The framework of “hostility” is not new to ADF. In fact, it was the basis upon which another of their clients, Jack Phillips, won his case against the Colorado Civil Rights Commission, which found him in violation of Colorado law for refusing to bake a cake for a same-sex wedding. “[F]ew cake artists (or other expressive professionals, for that matter),” said ADF in its brief to the Supreme Court, “will decline to celebrate same-sex marriages because anyone who follows that path must be willing to endure steep market costs and the hostile opposition that people like Phillips have experienced.” And the Court agreed, holding that “the Commission’s treatment of Phillips’ case violated the State’s duty under the First Amendment not to base laws or regulations on hostility to a religion or religious viewpoint.”
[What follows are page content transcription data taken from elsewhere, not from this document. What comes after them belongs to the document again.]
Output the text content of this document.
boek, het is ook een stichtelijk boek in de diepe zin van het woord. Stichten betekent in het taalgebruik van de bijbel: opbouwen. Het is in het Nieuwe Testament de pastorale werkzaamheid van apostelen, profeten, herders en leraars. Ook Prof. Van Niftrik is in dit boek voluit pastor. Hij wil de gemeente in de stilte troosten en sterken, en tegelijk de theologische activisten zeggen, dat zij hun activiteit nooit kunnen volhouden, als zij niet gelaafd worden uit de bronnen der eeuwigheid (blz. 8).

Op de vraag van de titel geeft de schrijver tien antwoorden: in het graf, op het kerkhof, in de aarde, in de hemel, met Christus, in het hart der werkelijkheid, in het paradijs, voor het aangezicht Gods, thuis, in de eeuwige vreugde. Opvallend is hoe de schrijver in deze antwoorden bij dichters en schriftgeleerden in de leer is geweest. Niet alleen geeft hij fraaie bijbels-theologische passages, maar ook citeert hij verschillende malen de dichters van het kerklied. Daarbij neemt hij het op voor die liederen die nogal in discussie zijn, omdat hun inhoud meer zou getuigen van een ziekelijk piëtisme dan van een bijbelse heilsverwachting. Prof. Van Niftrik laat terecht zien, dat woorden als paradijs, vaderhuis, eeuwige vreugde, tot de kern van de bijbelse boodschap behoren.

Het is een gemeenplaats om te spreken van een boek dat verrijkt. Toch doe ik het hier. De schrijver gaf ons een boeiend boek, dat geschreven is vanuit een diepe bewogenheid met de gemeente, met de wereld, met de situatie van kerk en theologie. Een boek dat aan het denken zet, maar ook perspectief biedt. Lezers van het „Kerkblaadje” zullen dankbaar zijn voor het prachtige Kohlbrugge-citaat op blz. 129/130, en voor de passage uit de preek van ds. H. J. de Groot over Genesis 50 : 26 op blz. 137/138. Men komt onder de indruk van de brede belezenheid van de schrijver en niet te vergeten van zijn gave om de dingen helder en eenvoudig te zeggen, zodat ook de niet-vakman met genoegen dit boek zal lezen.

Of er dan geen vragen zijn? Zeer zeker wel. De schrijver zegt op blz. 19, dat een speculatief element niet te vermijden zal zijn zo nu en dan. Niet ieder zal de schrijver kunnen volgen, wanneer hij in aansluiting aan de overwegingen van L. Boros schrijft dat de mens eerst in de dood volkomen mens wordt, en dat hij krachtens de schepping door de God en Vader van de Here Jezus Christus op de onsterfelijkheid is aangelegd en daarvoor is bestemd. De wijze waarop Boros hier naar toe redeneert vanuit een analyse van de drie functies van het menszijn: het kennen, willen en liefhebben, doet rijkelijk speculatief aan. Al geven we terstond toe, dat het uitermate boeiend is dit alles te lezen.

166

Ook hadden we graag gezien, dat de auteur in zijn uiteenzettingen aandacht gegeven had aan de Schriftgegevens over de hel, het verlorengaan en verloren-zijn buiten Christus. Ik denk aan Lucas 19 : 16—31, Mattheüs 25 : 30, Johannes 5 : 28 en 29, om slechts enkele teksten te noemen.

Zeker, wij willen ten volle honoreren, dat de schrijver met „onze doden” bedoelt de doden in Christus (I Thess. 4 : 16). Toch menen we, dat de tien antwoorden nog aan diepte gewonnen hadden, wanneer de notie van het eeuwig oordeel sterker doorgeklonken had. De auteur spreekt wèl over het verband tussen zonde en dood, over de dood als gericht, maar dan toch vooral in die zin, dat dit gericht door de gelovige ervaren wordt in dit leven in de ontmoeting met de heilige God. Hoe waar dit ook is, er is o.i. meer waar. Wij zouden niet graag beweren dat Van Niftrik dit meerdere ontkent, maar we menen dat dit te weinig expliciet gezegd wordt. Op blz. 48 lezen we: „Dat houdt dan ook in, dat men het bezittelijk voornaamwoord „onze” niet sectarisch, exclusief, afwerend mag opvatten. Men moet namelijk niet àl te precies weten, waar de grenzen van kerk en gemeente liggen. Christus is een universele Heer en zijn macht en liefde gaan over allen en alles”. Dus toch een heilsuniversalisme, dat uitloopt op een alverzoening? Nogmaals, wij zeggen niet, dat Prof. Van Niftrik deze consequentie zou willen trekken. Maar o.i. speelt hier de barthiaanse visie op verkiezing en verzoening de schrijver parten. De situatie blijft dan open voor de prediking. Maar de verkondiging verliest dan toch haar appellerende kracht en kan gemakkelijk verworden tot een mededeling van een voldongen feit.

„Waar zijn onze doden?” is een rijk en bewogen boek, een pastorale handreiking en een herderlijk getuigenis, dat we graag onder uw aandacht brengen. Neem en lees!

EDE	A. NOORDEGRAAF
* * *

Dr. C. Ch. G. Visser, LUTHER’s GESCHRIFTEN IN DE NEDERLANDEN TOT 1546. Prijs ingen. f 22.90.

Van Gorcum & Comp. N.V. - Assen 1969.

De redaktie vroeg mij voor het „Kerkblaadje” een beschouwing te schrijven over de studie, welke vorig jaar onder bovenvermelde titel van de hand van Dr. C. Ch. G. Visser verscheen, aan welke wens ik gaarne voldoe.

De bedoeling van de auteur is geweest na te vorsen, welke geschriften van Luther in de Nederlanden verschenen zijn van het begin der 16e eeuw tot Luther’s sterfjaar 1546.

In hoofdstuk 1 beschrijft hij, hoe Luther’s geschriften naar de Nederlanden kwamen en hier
Highlighting that distinction is important. It wasn’t Colorado’s law against discrimination on the basis of sexual orientation in places of public accommodation that the Supreme Court found in violation of the Constitution, it was how the Colorado Commission on Civil Rights went about enforcing that law. As Justice Kennedy said in the syllabus to his opinion, “The State’s interest could have been weighed against Phillips’ sincere religious objections in a way consistent with the requisite religious neutrality that must be strictly observed. But the official expressions of hostility to religion in some of the commissioners’ comments were inconsistent with that requirement, and the Commission’s disparate consideration of Phillips’ case compared to the cases of the other bakers suggests the same.”

Framing religious freedom as a battle of civility dilutes its importance in the lives of people of faith across the country. And it adds to the arsenal of organizations like Alliance Defending Freedom, who are now including the hostility argument in many of their cases opposing civil and human rights for LGBTQ people, including the continuing case of a florist who refused to serve a same-sex couple and in ADF’s attacks on former New York City Council Speaker Christine Quinn.

But hostility to faith isn’t the only argument that Vlaming and Meriwether are asserting, either directly or indirectly. They are both claiming something very specific: that their religion forbids them from using a trans person’s correct pronouns and that compelling them to do so would violate their freedom of speech and freedom of religion. First Amendment jurisprudence is a balancing act. The court should balance the government’s interest in passing laws with a person’s right to act a certain way. In cases involving laws that prohibit discrimination on the bases of sexual orientation and gender identity, state and federal courts are more and more frequently reinforcing the idea that LGBTQ people’s rights and dignity are important government interests—important enough to compel an instructor to use someone’s pronouns in the classroom or face professional consequences.

But with ADF and other legal groups changing tactics and testing the limits of courts’ tolerance of hostility, and as President Donald Trump continues to pack federal courts with hyperconservative judges and justices, we may see an increase in cases of individuals refusing to honor the very identities of LGBTQ people, asserting their right to do so, and framing any opposition thereto as hostility. If that happens, conservatives may find yet another way to use religion as a way to deny LGBTQ people basic rights.